Nesse cenário de extrema adversidade, o corte do salário foi percebido como a gota d’água. No dia a dia, um clima de tensão permanente opõe tropas de choque e manifestantes. Mesmo pequenas manifestações, como a de estudantes e professores reunidos na Praça Syntagma, na sexta-feira, provocam o fechamento do comércio e acabam em prisões, apedrejamento e uso de bombas de gás. “Somos contra a redução do salário mínimo, porque estamos reduzindo com ele o turnover do mercado, o consumo, o nível de emprego e resultará em mais miséria e depressão.

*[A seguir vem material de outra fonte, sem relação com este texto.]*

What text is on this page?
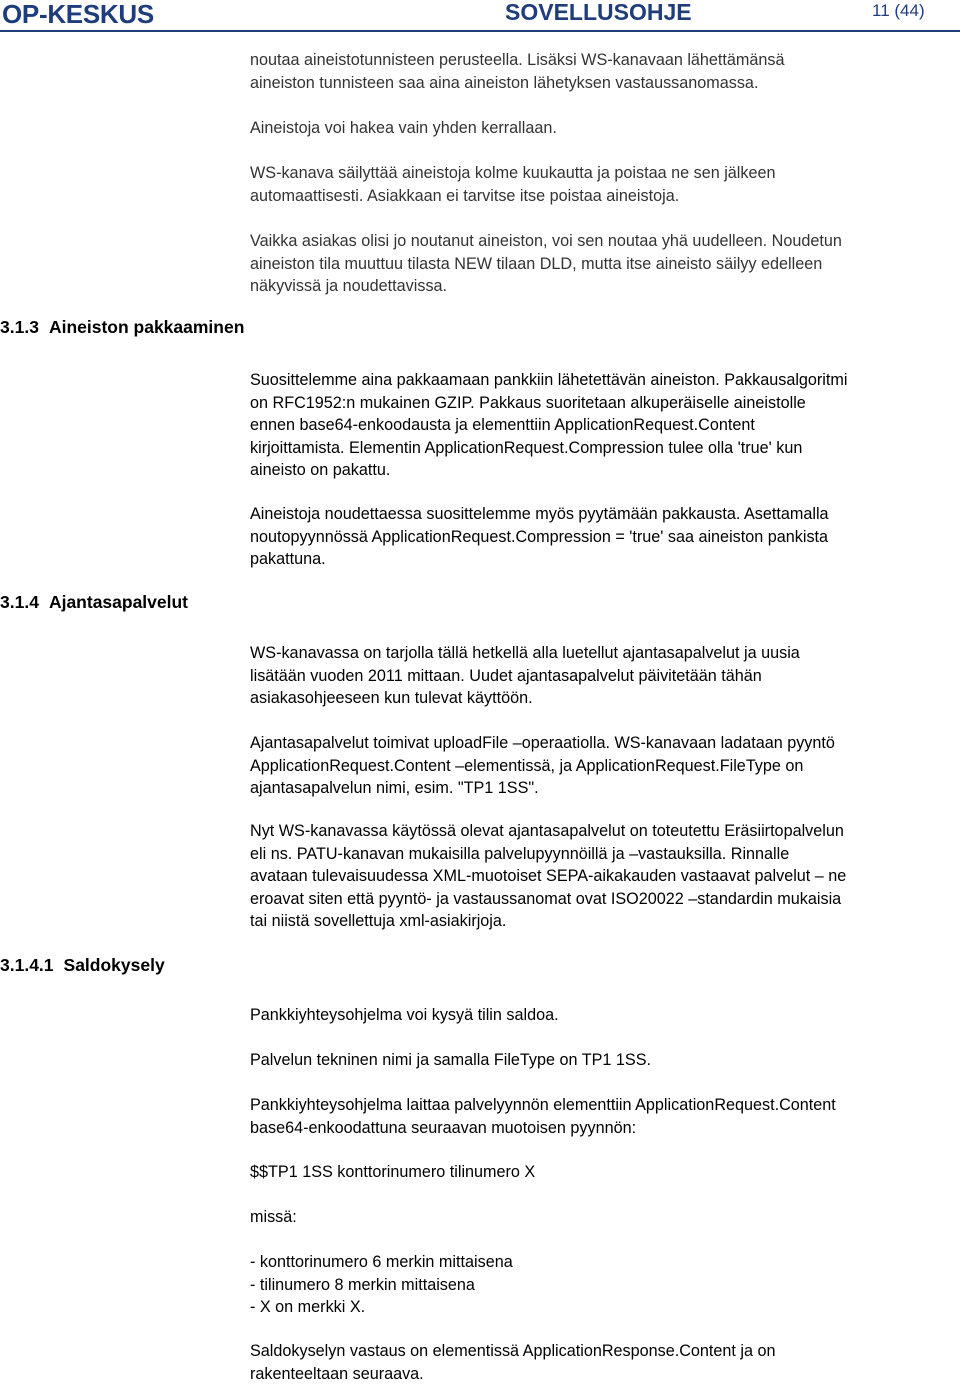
OP-KESKUS	SOVELLUSOHJE	11 (44)

noutaa aineistotunnisteen perusteella. Lisäksi WS-kanavaan lähettämänsä
aineiston tunnisteen saa aina aineiston lähetyksen vastaussanomassa.

Aineistoja voi hakea vain yhden kerrallaan.

WS-kanava säilyttää aineistoja kolme kuukautta ja poistaa ne sen jälkeen
automaattisesti. Asiakkaan ei tarvitse itse poistaa aineistoja.

Vaikka asiakas olisi jo noutanut aineiston, voi sen noutaa yhä uudelleen. Noudetun
aineiston tila muuttuu tilasta NEW tilaan DLD, mutta itse aineisto säilyy edelleen
näkyvissä ja noudettavissa.

3.1.3 Aineiston pakkaaminen

Suosittelemme aina pakkaamaan pankkiin lähetettävän aineiston. Pakkausalgoritmi
on RFC1952:n mukainen GZIP. Pakkaus suoritetaan alkuperäiselle aineistolle
ennen base64-enkoodausta ja elementtiin ApplicationRequest.Content
kirjoittamista. Elementin ApplicationRequest.Compression tulee olla 'true' kun
aineisto on pakattu.

Aineistoja noudettaessa suosittelemme myös pyytämään pakkausta. Asettamalla
noutopyynnössä ApplicationRequest.Compression = 'true' saa aineiston pankista
pakattuna.

3.1.4 Ajantasapalvelut

WS-kanavassa on tarjolla tällä hetkellä alla luetellut ajantasapalvelut ja uusia
lisätään vuoden 2011 mittaan. Uudet ajantasapalvelut päivitetään tähän
asiakasohjeeseen kun tulevat käyttöön.

Ajantasapalvelut toimivat uploadFile –operaatiolla. WS-kanavaan ladataan pyyntö
ApplicationRequest.Content –elementissä, ja ApplicationRequest.FileType on
ajantasapalvelun nimi, esim. "TP1 1SS".

Nyt WS-kanavassa käytössä olevat ajantasapalvelut on toteutettu Eräsiirtopalvelun
eli ns. PATU-kanavan mukaisilla palvelupyynnöillä ja –vastauksilla. Rinnalle
avataan tulevaisuudessa XML-muotoiset SEPA-aikakauden vastaavat palvelut – ne
eroavat siten että pyyntö- ja vastaussanomat ovat ISO20022 –standardin mukaisia
tai niistä sovellettuja xml-asiakirjoja.

3.1.4.1 Saldokysely

Pankkiyhteysohjelma voi kysyä tilin saldoa.

Palvelun tekninen nimi ja samalla FileType on TP1 1SS.

Pankkiyhteysohjelma laittaa palvelyynnön elementtiin ApplicationRequest.Content
base64-enkoodattuna seuraavan muotoisen pyynnön:

$$TP1 1SS konttorinumero tilinumero X

missä:

- konttorinumero 6 merkin mittaisena
- tilinumero 8 merkin mittaisena
- X on merkki X.

Saldokyselyn vastaus on elementissä ApplicationResponse.Content ja on
rakenteeltaan seuraava.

É uma espiral negativa”, adverte o empresário Dinos Lambrinopoulos, presidente da Associação Helênica de Administração. “O remédio dado foi errado e causou a depressão, que agrava a dívida e não resolve o déficit.”
Essas decisões geram uma segunda depressão da Grécia: a social. De sem-teto a grandes acadêmicos com os quais o JT conversou, como o banqueiro, filósofo e historiador Panayotis Genimatas, é visível a profunda descrença no futuro. Essa realidade se reflete no número de suicídios, que cresceu 40% no país desde o início da crise. Em três anos, centrais de emergência multiplicaram por dez o número de chamados de pessoas à beira de atos extremos, como o da engenheira Lambrousi Harikleia, cujas imagens rodaram o mundo nesta semana. O perfil dos suicidas é claro: homens entre 35 e 60 anos falidos.

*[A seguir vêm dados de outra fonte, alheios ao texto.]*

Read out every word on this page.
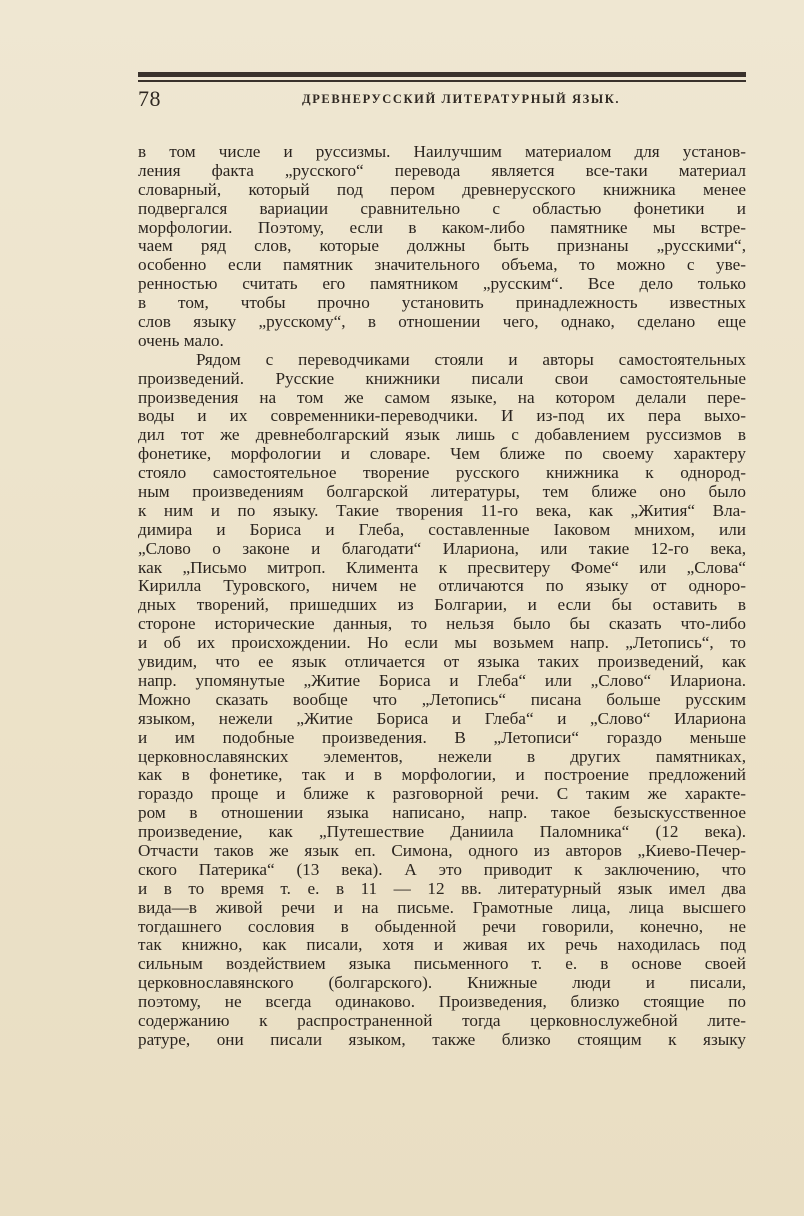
78	ДРЕВНЕРУССКИЙ ЛИТЕРАТУРНЫЙ ЯЗЫК.
в том числе и руссизмы. Наилучшим материалом для установ-
ления факта „русского“ перевода является все-таки материал
словарный, который под пером древнерусского книжника менее
подвергался вариации сравнительно с областью фонетики и
морфологии. Поэтому, если в каком-либо памятнике мы встре-
чаем ряд слов, которые должны быть признаны „русскими“,
особенно если памятник значительного объема, то можно с уве-
ренностью считать его памятником „русским“. Все дело только
в том, чтобы прочно установить принадлежность известных
слов языку „русскому“, в отношении чего, однако, сделано еще
очень мало.
Рядом с переводчиками стояли и авторы самостоятельных
произведений. Русские книжники писали свои самостоятельные
произведения на том же самом языке, на котором делали пере-
воды и их современники-переводчики. И из-под их пера выхо-
дил тот же древнеболгарский язык лишь с добавлением руссизмов в
фонетике, морфологии и словаре. Чем ближе по своему характеру
стояло самостоятельное творение русского книжника к однород-
ным произведениям болгарской литературы, тем ближе оно было
к ним и по языку. Такие творения 11-го века, как „Жития“ Вла-
димира и Бориса и Глеба, составленные Іаковом мнихом, или
„Слово о законе и благодати“ Илариона, или такие 12-го века,
как „Письмо митроп. Климента к пресвитеру Фоме“ или „Слова“
Кирилла Туровского, ничем не отличаются по языку от одноро-
дных творений, пришедших из Болгарии, и если бы оставить в
стороне исторические данныя, то нельзя было бы сказать что-либо
и об их происхождении. Но если мы возьмем напр. „Летопись“, то
увидим, что ее язык отличается от языка таких произведений, как
напр. упомянутые „Житие Бориса и Глеба“ или „Слово“ Илариона.
Можно сказать вообще что „Летопись“ писана больше русским
языком, нежели „Житие Бориса и Глеба“ и „Слово“ Илариона
и им подобные произведения. В „Летописи“ гораздо меньше
церковнославянских элементов, нежели в других памятниках,
как в фонетике, так и в морфологии, и построение предложений
гораздо проще и ближе к разговорной речи. С таким же характе-
ром в отношении языка написано, напр. такое безыскусственное
произведение, как „Путешествие Даниила Паломника“ (12 века).
Отчасти таков же язык еп. Симона, одного из авторов „Киево-Печер-
ского Патерика“ (13 века). А это приводит к заключению, что
и в то время т. е. в 11 — 12 вв. литературный язык имел два
вида—в живой речи и на письме. Грамотные лица, лица высшего
тогдашнего сословия в обыденной речи говорили, конечно, не
так книжно, как писали, хотя и живая их речь находилась под
сильным воздействием языка письменного т. е. в основе своей
церковнославянского (болгарского). Книжные люди и писали,
поэтому, не всегда одинаково. Произведения, близко стоящие по
содержанию к распространенной тогда церковнослужебной лите-
ратуре, они писали языком, также близко стоящим к языку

Stella Adeli, socióloga da prefeitura de Atenas que trabalha com os sem-teto, explica: “A psique da população está abalada porque há um medo permanente de ser atingido pela depressão econômica”, testemunha, ela própria em situação precária, em contrato temporário e com salário 20% a 25% menor. O medo, diz ela, se justifica. “Há um fenômeno de rebaixamento nas classes sociais. Pessoas que estavam no limite da pobreza, mas ainda podiam se manter, agora vivem a depressão nas ruas da Grécia.”